Vous pourriez courir un plus grand risque  d’avoir un travail prématuré si :

  • Vous avez déjà eu un travail prématuré ou un bébé prématuré.
  • Vous avez eu plusieurs fausses couches.
  • Vous avez eu une suture placée à votre col de l’utérus pendant la grossesse ou qu’on vous a dit que vous avez un col court.
  • Vous avez une infection des voies urinaires ou certaines infections transmissibles sexuellement.
  • Votre poche des eaux se rompt avant la 37e On appelle cela la rupture prématurée des membranes.
  • Vous êtes enceinte de plus d’un bébé.
  • Vous aviez un poids insuffisant avant de tomber enceinte ou que vous ne gagnez pas assez de poids pendant la grossesse.
  • Vous fumez ou que vous prenez des drogues illicites pendant la grossesse.

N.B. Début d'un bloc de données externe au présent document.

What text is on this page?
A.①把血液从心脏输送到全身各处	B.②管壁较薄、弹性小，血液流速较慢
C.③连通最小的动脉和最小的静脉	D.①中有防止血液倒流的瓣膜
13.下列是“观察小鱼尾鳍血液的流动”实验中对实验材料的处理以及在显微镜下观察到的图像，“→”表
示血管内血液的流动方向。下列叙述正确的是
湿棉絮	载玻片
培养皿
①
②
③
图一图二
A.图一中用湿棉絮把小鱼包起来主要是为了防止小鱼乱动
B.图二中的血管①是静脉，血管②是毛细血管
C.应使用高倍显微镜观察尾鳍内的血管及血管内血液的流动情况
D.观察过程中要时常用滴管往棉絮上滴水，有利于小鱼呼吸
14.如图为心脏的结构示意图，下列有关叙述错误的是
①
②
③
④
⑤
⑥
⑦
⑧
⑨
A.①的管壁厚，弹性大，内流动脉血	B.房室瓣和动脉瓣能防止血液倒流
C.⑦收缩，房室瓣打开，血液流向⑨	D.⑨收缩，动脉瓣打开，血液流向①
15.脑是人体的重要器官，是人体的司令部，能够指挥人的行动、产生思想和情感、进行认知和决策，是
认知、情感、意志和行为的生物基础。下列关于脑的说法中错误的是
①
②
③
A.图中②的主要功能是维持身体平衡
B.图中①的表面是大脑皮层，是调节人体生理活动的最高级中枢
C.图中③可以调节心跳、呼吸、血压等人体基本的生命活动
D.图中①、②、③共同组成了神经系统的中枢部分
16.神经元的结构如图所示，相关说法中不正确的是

  • Vous avez moins de 18 ans ou plus de 35 ans.
  • Vous faites face à beaucoup de stress ou de violence dans votre vie.
  • Vous travaillez très fort à votre emploi ou à la maison.
  • Vous travaillez en rotation; vous êtes debout pendant de longues périodes de temps à votre travail; vous travaillez à des températures extrêmes (comme dans une boulangerie).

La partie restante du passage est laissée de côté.